Northern Afghan city retaken from Taliban
Government security forces engaged in six-hour assault; PM warns of complacency
KABUL— The Afghan government claimed Thursday that it had successfully retaken the northern city of Kunduz from Taliban militants who had controlled the city since Monday.
Afghan President Ashraf Ghani, appearing at a televised news conference with his defence and interior ministers, said the city was retaken in a six-hour assault with no fatalities among the government security forces.
He praised the government troops, saying they “were able to foil one of the most significant operations to have taken place in Afghanistan in 14 years.”
Ghani warned that the “good news” from Kunduz “should not make us complacent.” “The war is ongoing,” he said. Defence Minister Masoom Stanekzai said that sporadic clashes were still taking place as government forces continue to battle pockets of Taliban insurgents. “Small guerrilla forces remain in various neighbourhoods. We have to clear all the surrounding areas and open transport links so people can come and go,” he said.

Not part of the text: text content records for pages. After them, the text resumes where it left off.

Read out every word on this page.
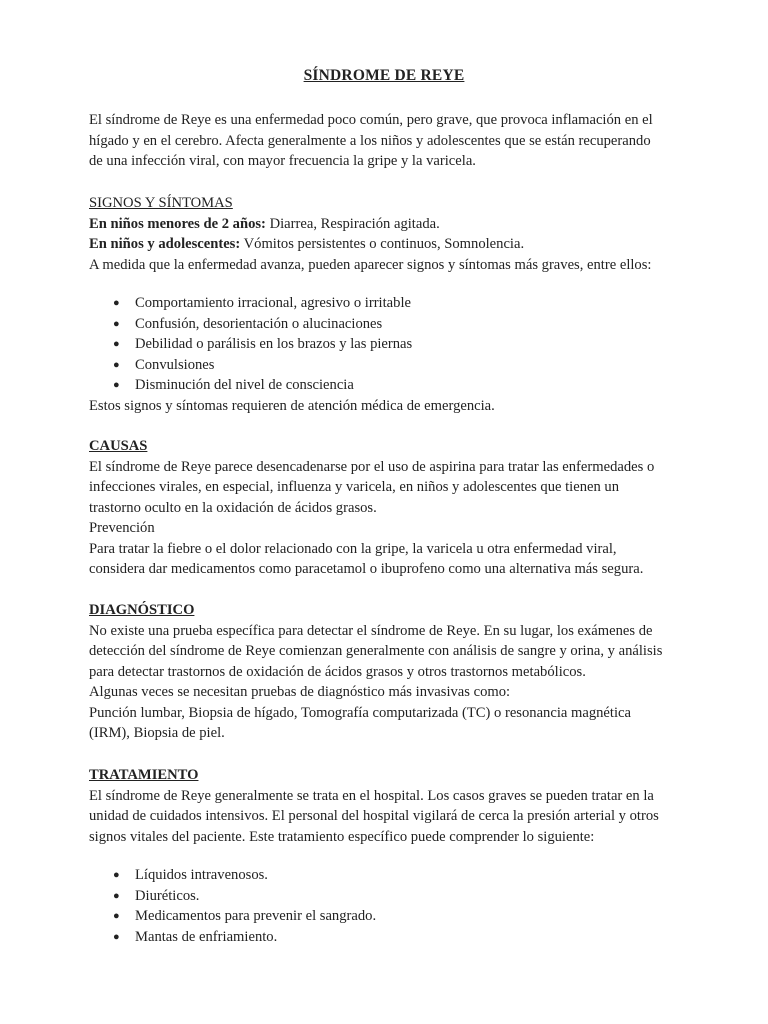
SÍNDROME DE REYE

El síndrome de Reye es una enfermedad poco común, pero grave, que provoca inflamación en el

hígado y en el cerebro. Afecta generalmente a los niños y adolescentes que se están recuperando

de una infección viral, con mayor frecuencia la gripe y la varicela.

SIGNOS Y SÍNTOMAS

En niños menores de 2 años: Diarrea, Respiración agitada.

En niños y adolescentes: Vómitos persistentes o continuos, Somnolencia.

A medida que la enfermedad avanza, pueden aparecer signos y síntomas más graves, entre ellos:

● Comportamiento irracional, agresivo o irritable
● Confusión, desorientación o alucinaciones
● Debilidad o parálisis en los brazos y las piernas
● Convulsiones
● Disminución del nivel de consciencia

Estos signos y síntomas requieren de atención médica de emergencia.

CAUSAS

El síndrome de Reye parece desencadenarse por el uso de aspirina para tratar las enfermedades o

infecciones virales, en especial, influenza y varicela, en niños y adolescentes que tienen un

trastorno oculto en la oxidación de ácidos grasos.

Prevención

Para tratar la fiebre o el dolor relacionado con la gripe, la varicela u otra enfermedad viral,

considera dar medicamentos como paracetamol o ibuprofeno como una alternativa más segura.

DIAGNÓSTICO

No existe una prueba específica para detectar el síndrome de Reye. En su lugar, los exámenes de

detección del síndrome de Reye comienzan generalmente con análisis de sangre y orina, y análisis

para detectar trastornos de oxidación de ácidos grasos y otros trastornos metabólicos.

Algunas veces se necesitan pruebas de diagnóstico más invasivas como:

Punción lumbar, Biopsia de hígado, Tomografía computarizada (TC) o resonancia magnética

(IRM), Biopsia de piel.

TRATAMIENTO

El síndrome de Reye generalmente se trata en el hospital. Los casos graves se pueden tratar en la

unidad de cuidados intensivos. El personal del hospital vigilará de cerca la presión arterial y otros

signos vitales del paciente. Este tratamiento específico puede comprender lo siguiente:

● Líquidos intravenosos.
● Diuréticos.
● Medicamentos para prevenir el sangrado.
● Mantas de enfriamiento.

Interior Minister Noor-ul-Haq Ulumi defended the performance of the government in the initial fall of Kunduz.
Hundreds of Taliban fighters apparently entered the city over the recent Eid al-Adha and lay in wait until their operation to take the city was launched early Monday morning.
“We never took our eyes off the ball,” Ulumi said. “We had to protect citizens and so the security forces retreated.”
Ulumi seemed to acknowledge that the Taliban had scored a significant propaganda victory and was succeeding in making the government look ineffectual, saying the weakness of the government side “has always been in propaganda and marketing ourselves.”
In a statement Thursday, the presidential palace said Ghani will send a team to Kunduz to investigate how the Taliban had been able to infiltrate the city.
The fall of Kunduz to the Taliban on Monday marked a major setback for Afghan government forces, which have struggled to combat insurgents with limited aid from the U.S. and NATO troops.
The international forces’ role has shifted to training and support after NATO combat forces withdrew from Afghanistan at the end of last year.
Earlier Thursday afternoon, before Ghani’s news conference, the Taliban denied they had lost the city and the group’s spokesman, Zabihullah Mujahid, claimed that it was still in their hands, saying “the Taliban flag is still flying” over Kunduz.
Sediq Sediqqi, the spokesman for the Interior Ministry, said the operation to take back Kunduz was launched late Wednesday, with ground forces moving from the airport — where they had massed since the city fell — over roads that had been mined by the insurgents.
Sediqqi claimed that control of Kunduz “was taken by 3:30 a.m.” on Thursday but conceded that an operation “to clear the city is ongoing” and could take some days.
He told The Associated Press the battle is a joint army and police operation and that roadblocks set up by the Taliban to prevent any movement had been removed.
He said essential supplies, including food and medicine, would be delivered soon to the residents.
Sediqqi said about 200 Taliban fighters have been killed in the fighting so far but did not provide a figure for government casualties.
Kunduz police chief Sarwar Hussaini said bodies of dead Taliban lay on the streets but that the clearance operation was complicated because some Taliban fighters had hidden inside people’s homes.